Connective tissue can produce growth factors which cause the cancer to grow. There are a number of different growth factors and, of the eight known epithelial growth factors, Gao and her co-workers could demonstrate a relationship between the tumour’s gene expression in four of these epithelial growth factors and survival. The four growth factors were: Amphiregulin, epidermal, heparin-binding EGF-like growth factor and betacellulin. Could increased production of these growth factors explain cisplatin resistance?
Jian Gao’s research showed that if these growth factors were up-regulated, there was a high probability that the patient would not survive. At the same time, no relationship was found between cisplatin resistance in the cancer cell lines and the production of these growth factors.
However, the researchers could demonstrate that the more of these four growth factors a tumour expressed, the poorer the prognosis for the patient. By quantifying the amount of mRNA in the tumour tissue, Gao and co-workers could predict the patient’s prognosis considerably more accurately than the TNM system, which is the traditional method used to determine the stage of a cancer. The level of these four growth factors could predict how long even the most ill patients with distant metastases would live.
These growth factors have a common receptor in the so-called EGF receptor family. Currently, there are a number of drugs in use in patient treatment that can block this receptor. For patients whose cancers demonstrate high expression of these growth factors, it could potentially be particularly appropriate to use these medicines to reduce the growth of the cancer and increase the patient’s chances of survival.
In the last part of her PhD thesis, Gao tried to find the various “inhibitors” that could affect cisplatin resistance. After several trials with various signal and receptor inhibitors, she finally found that a drug called AG825, which inhibits the activity of an EGF receptor family member (HER 2), could reduce cisplatin resistance in four different cancer cell lines. This occurred by increasing the ability of cisplatin to trigger the cells’ self-destruct programme (apoptosis).
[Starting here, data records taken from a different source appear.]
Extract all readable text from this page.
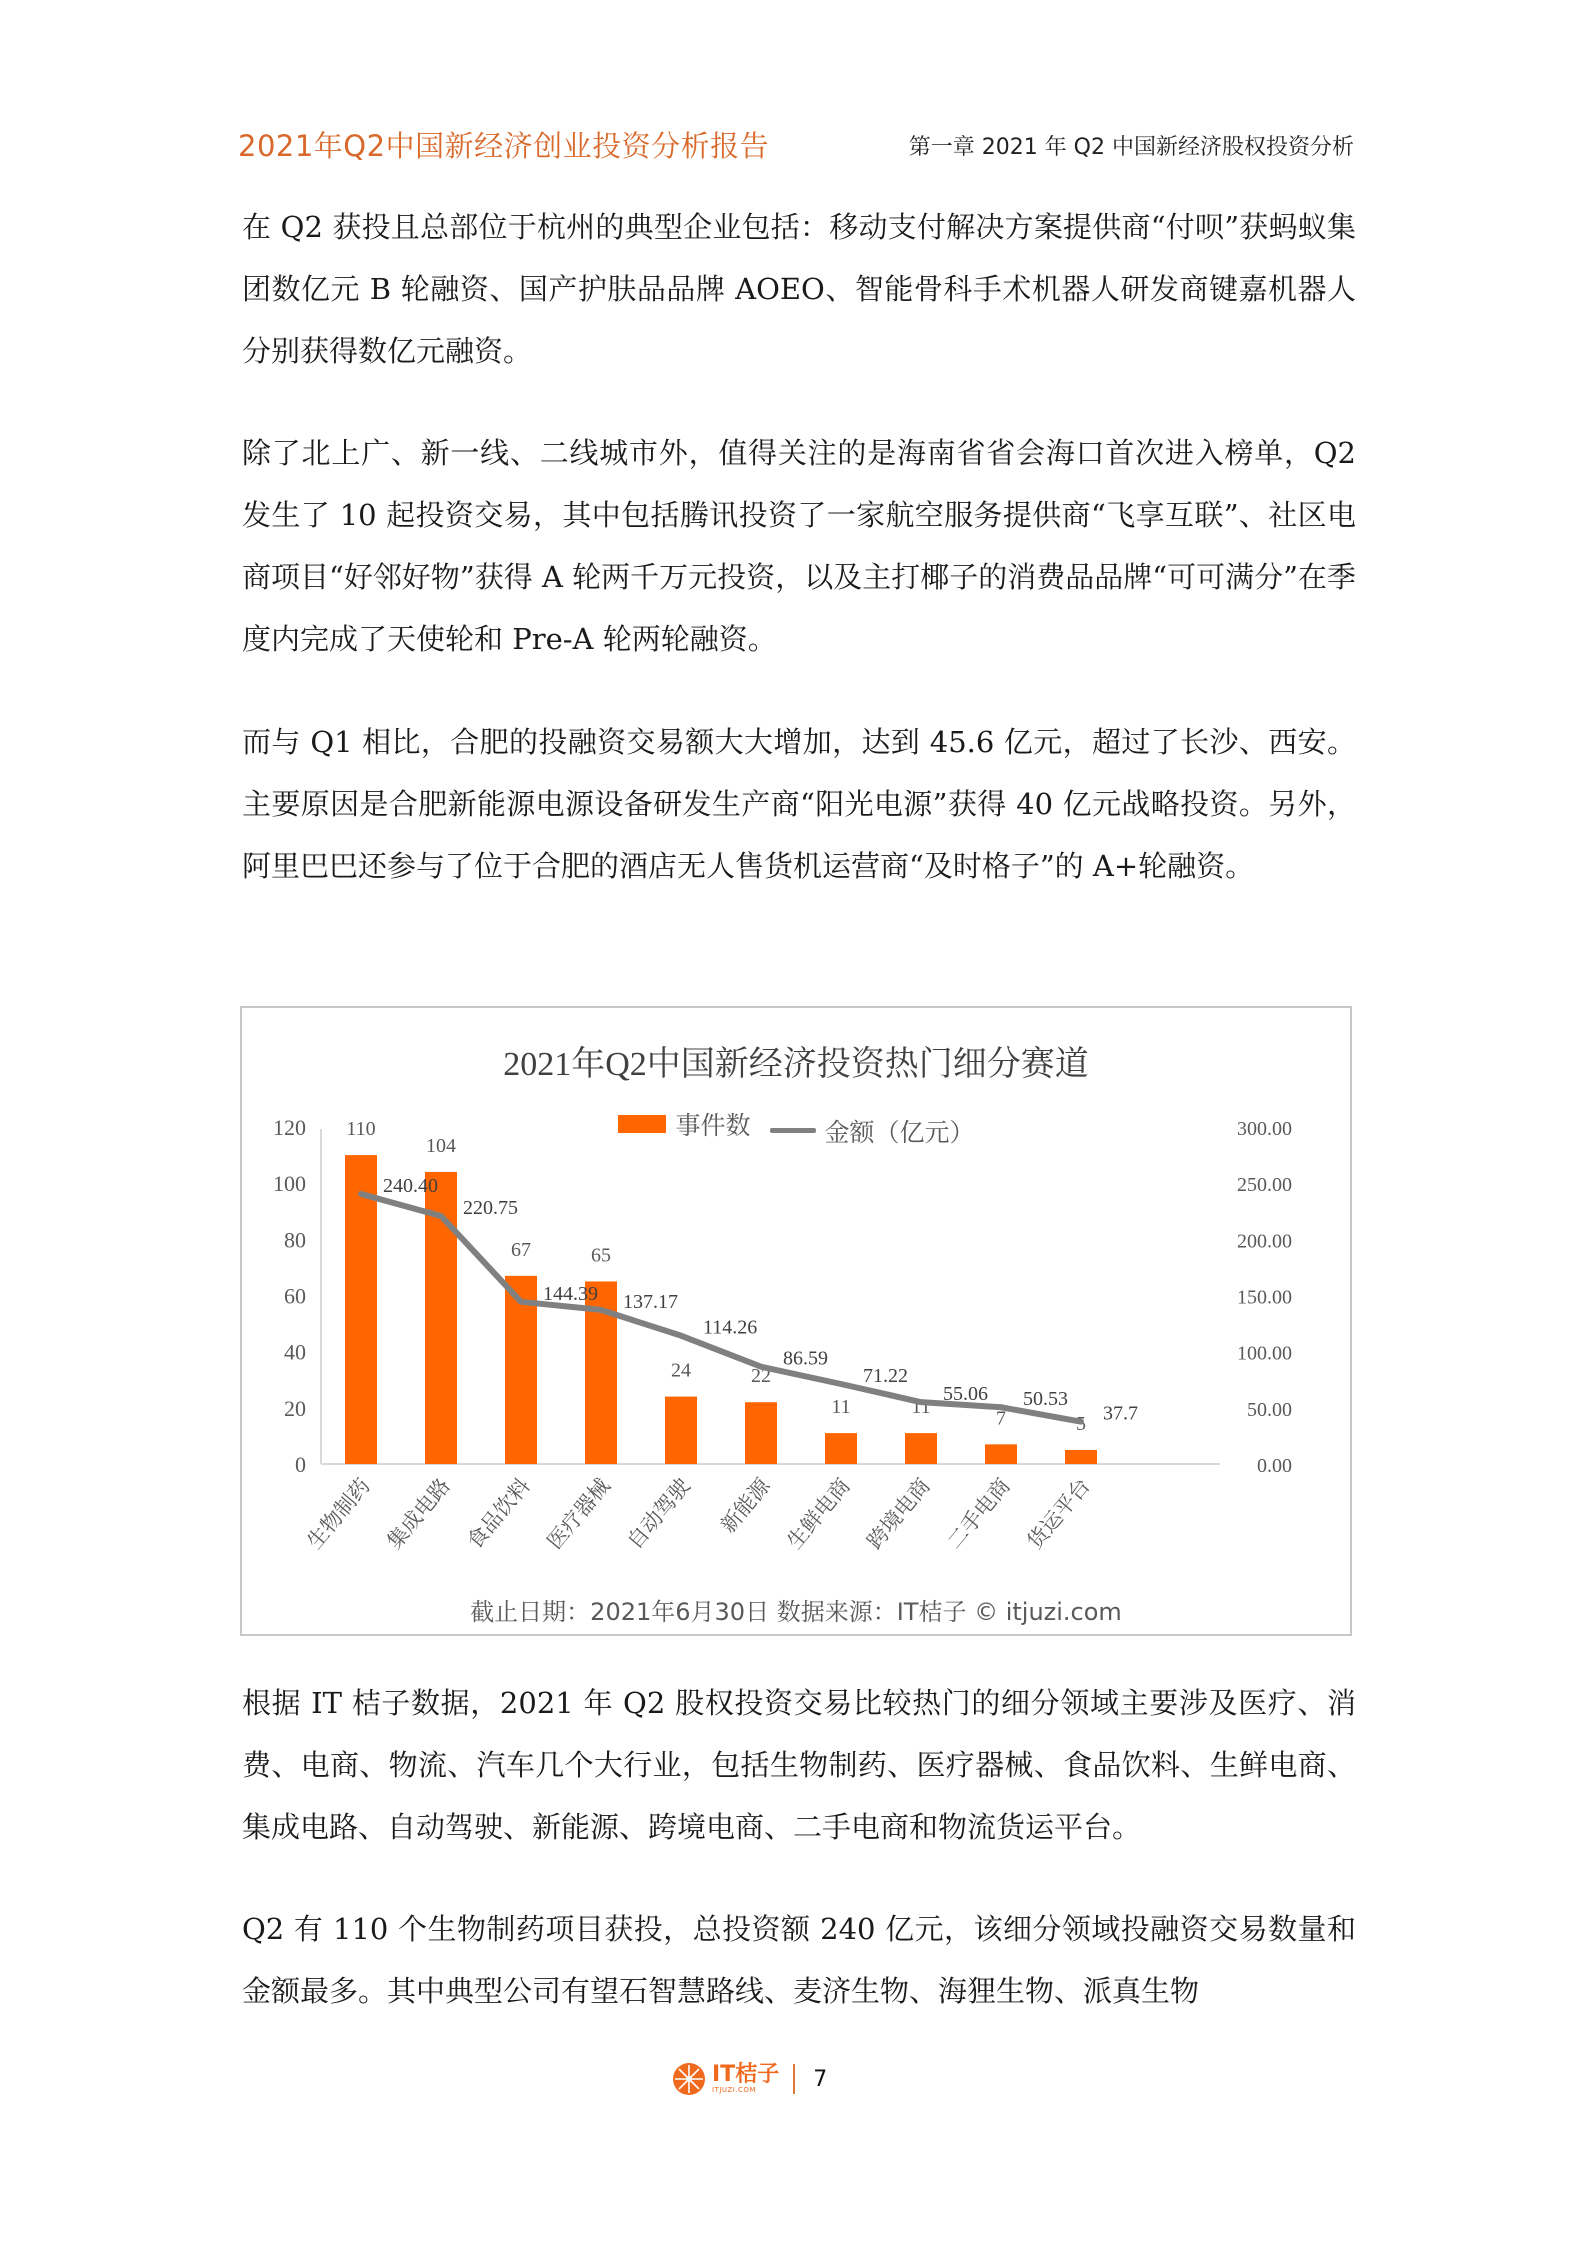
2021年Q2中国新经济创业投资分析报告	第一章 2021 年 Q2 中国新经济股权投资分析

在 Q2 获投且总部位于杭州的典型企业包括：移动支付解决方案提供商“付呗”获蚂蚁集团数亿元 B 轮融资、国产护肤品品牌 AOEO、智能骨科手术机器人研发商键嘉机器人分别获得数亿元融资。

除了北上广、新一线、二线城市外，值得关注的是海南省省会海口首次进入榜单，Q2 发生了 10 起投资交易，其中包括腾讯投资了一家航空服务提供商“飞享互联”、社区电商项目“好邻好物”获得 A 轮两千万元投资，以及主打椰子的消费品品牌“可可满分”在季度内完成了天使轮和 Pre-A 轮两轮融资。

而与 Q1 相比，合肥的投融资交易额大大增加，达到 45.6 亿元，超过了长沙、西安。主要原因是合肥新能源电源设备研发生产商“阳光电源”获得 40 亿元战略投资。另外，阿里巴巴还参与了位于合肥的酒店无人售货机运营商“及时格子”的 A+轮融资。

2021年Q2中国新经济投资热门细分赛道
事件数
	金额（亿元）
0
20
40
60
80
100
120
0.00
50.00
100.00
150.00
200.00
250.00
300.00
110
104
67	65
24	22
11	11
7	5
240.40
220.75
144.39 137.17
114.26
86.59
71.22
55.06 50.53
37.7
生物制药 集成电路 食品饮料 医疗器械 自动驾驶 新能源 生鲜电商 跨境电商 二手电商 货运平台
截止日期：2021年6月30日 数据来源：IT桔子 © itjuzi.com

根据 IT 桔子数据，2021 年 Q2 股权投资交易比较热门的细分领域主要涉及医疗、消费、电商、物流、汽车几个大行业，包括生物制药、医疗器械、食品饮料、生鲜电商、集成电路、自动驾驶、新能源、跨境电商、二手电商和物流货运平台。

Q2 有 110 个生物制药项目获投，总投资额 240 亿元，该细分领域投融资交易数量和金额最多。其中典型公司有望石智慧路线、麦济生物、海狸生物、派真生物

IT桔子
ITJUZI.COM	7
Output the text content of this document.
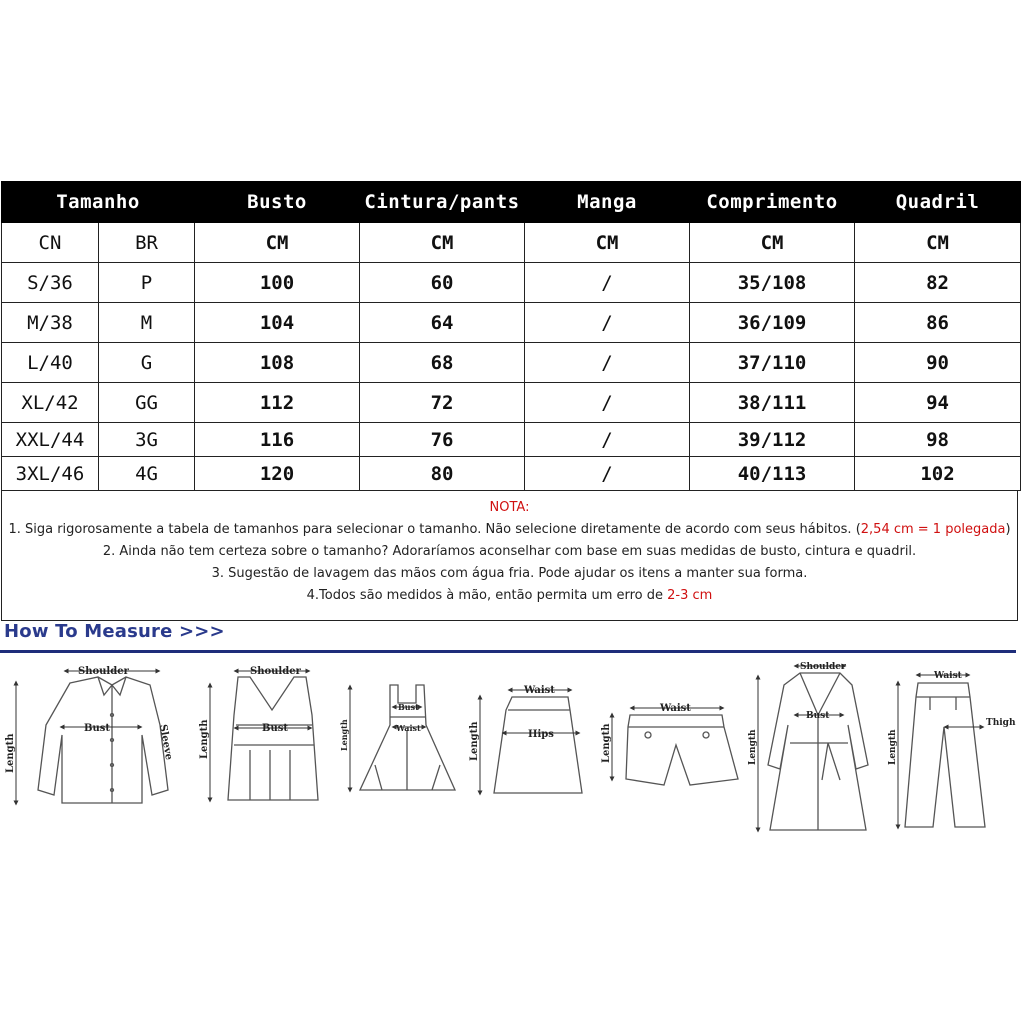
Tamanho		Busto	Cintura/pants	Manga	Comprimento	Quadril
CN	BR	CM	CM	CM	CM	CM
S/36	P	100	60	/	35/108	82
M/38	M	104	64	/	36/109	86
L/40	G	108	68	/	37/110	90
XL/42	GG	112	72	/	38/111	94
XXL/44	3G	116	76	/	39/112	98
3XL/46	4G	120	80	/	40/113	102
NOTA:
1. Siga rigorosamente a tabela de tamanhos para selecionar o tamanho. Não selecione diretamente de acordo com seus hábitos. (2,54 cm = 1 polegada)
2. Ainda não tem certeza sobre o tamanho? Adoraríamos aconselhar com base em suas medidas de busto, cintura e quadril.
3. Sugestão de lavagem das mãos com água fria. Pode ajudar os itens a manter sua forma.
4.Todos são medidos à mão, então permita um erro de 2-3 cm
How To Measure >>>
Shoulder
Bust
Length	Sleeve
Shoulder
Bust
Length
Bust
Waist
Length
Waist
Hips
Length
Waist
Length
Shoulder
Bust
Length
Waist
Thigh
Length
These drugs are already in use to treat patients with other types of cancer and, even though the details of the mechanism must be investigated in more detail, Gao and co-workers have demonstrated the probability that treatment with a cytostatic combined with “inhibitors” of the cancer cells’ protective mechanism will be advantageous. This could considerably improve the effect of the cytostatic cisplatin and thereby improve the prognosis for survival for patients with cancer of the head or throat.
But a lot of work still remains, and the journey from cell line reactions in the laboratory to how cancer cells in patients react to the same type of combined therapy is often long. Only more research can provide the answer to whether this is a navigable route to a more effective, personalised treatment of cancer of the head and throat.